Yes and no. In my example I am using the idea of Loggers, but I want to have the capability to reference an arbitrary collection of nodes, whether they have been written by me or not... eg a list of type "mqtt-broker" ( which is part of the standard list of nodered nodes)
I managed to build a bit of a workaround- it has some limitations and it its a bit of a kludge, but it does seem to work. From what I understand, the way nodered determines the order in which to start up nodes is done using a queue-based retry loop, and not a topological sort / graph. It iterates over the node's top-level direct string properties and checks whether any of them match the ID of another config node. If a dependency is not yet active, the current node is pushed to the back of the queue and retried later. The hint here is that instead of just putting the ids of my referenced nodes in an array, I should add them directly to the defaults section.

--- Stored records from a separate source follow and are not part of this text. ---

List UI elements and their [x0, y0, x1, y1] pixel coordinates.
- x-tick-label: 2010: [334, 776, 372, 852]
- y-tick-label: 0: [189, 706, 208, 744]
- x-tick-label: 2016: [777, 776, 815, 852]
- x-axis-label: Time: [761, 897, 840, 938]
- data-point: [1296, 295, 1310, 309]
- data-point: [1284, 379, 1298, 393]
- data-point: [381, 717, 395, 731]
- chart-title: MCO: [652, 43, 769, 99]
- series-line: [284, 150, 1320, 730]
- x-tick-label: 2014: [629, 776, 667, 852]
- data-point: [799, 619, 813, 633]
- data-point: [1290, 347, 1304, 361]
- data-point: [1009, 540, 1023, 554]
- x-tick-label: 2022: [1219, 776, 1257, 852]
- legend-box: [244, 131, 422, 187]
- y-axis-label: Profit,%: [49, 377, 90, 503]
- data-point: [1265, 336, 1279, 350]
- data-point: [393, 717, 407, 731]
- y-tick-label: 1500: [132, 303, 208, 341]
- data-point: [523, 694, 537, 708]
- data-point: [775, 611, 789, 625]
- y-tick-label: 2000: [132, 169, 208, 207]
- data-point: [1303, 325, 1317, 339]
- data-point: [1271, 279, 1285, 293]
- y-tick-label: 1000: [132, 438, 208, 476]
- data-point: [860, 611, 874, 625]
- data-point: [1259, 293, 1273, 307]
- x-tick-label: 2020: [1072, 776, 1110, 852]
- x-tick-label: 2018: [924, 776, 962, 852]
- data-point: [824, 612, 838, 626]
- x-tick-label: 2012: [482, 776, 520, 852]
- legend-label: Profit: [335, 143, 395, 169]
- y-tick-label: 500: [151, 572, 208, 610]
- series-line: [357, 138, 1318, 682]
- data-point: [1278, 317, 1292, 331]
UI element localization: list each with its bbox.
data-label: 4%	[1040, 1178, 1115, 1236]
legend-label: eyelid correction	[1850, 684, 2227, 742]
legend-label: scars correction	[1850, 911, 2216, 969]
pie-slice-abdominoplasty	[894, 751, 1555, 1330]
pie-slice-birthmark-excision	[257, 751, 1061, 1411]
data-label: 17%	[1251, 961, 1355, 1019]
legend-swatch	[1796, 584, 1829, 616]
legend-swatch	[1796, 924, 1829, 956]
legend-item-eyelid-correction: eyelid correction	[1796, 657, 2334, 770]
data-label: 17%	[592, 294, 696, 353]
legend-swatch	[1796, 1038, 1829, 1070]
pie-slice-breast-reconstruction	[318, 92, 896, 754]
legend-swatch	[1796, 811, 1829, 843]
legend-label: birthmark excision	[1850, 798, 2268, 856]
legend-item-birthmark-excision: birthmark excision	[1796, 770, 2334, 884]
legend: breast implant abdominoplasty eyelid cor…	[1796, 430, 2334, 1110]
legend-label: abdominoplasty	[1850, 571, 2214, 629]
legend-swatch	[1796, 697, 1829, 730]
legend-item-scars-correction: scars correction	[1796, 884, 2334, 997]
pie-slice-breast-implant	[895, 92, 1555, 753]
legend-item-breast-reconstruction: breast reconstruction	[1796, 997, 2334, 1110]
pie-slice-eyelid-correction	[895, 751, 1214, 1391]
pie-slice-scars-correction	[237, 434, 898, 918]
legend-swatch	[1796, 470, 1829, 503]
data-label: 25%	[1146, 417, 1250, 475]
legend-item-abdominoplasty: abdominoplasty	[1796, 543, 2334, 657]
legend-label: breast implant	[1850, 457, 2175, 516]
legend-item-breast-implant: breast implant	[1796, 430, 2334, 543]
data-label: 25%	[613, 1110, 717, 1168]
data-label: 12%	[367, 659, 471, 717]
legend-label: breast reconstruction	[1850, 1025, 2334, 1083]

Initially I thought that there might be an issue if I did not add the type of the node to it, but it seems like that only matters if you intend to hook an actual control to it on the editor, so if the user never edits that particular value directly, the type of the referenced node doesn't matter- this also means that if you just so happen to pick a value for a particular field and that value matches the ID of another node exactly, bad things can happen, such an infinite deployment loop, but I am sure the Nodered devs are aware of that one.
The defaults section in my node properties thus looks something like this.
.....
.....
loggerconfigurations: {
value: '',
required: true,
},
_loggerconfigurations_0: {
value: '',
required: false
},
_loggerconfigurations_1: {
value: '',
required: false
},
_loggerconfigurations_2: {
value: '',
required: false
},
_loggerconfigurations_3: {
value: '',
required: false
},
_loggerconfigurations_4: {
value: '',
required: false
},
......
......
the last part is to keep the loggerconfigurations and the list of _loggerconfigurations_N in sync whenever the node is saved, and that is easily done adding this to the last part of oneditsave:
let node = this;
for (let i = 0; i < 10; i++) {
node["_" + loggerconfigurations + "_" + i] = (node.loggerconfigurations[i] || {}).logger || "";
}
This means that the instantiation of the nodes on the flow will use _loggerconfigurations_N to determine the startup order, while I can safely ignore them in the constructor of my node and only deal with loggerconfigurations which is populated from a table on the editor.
The obvious caveat is that we now have a hardcoded number of loggerconfiguration slots. I'll just set it to a sensible value of 10 for now, until it actually comes up short. Fortunately most of the code is generated using a templating engine which makes things a whole lot easier.
Lastly, the unforseen bonus is of course that reference counting works: any node referenced by the direct properties of another node gets counted as a usage reference.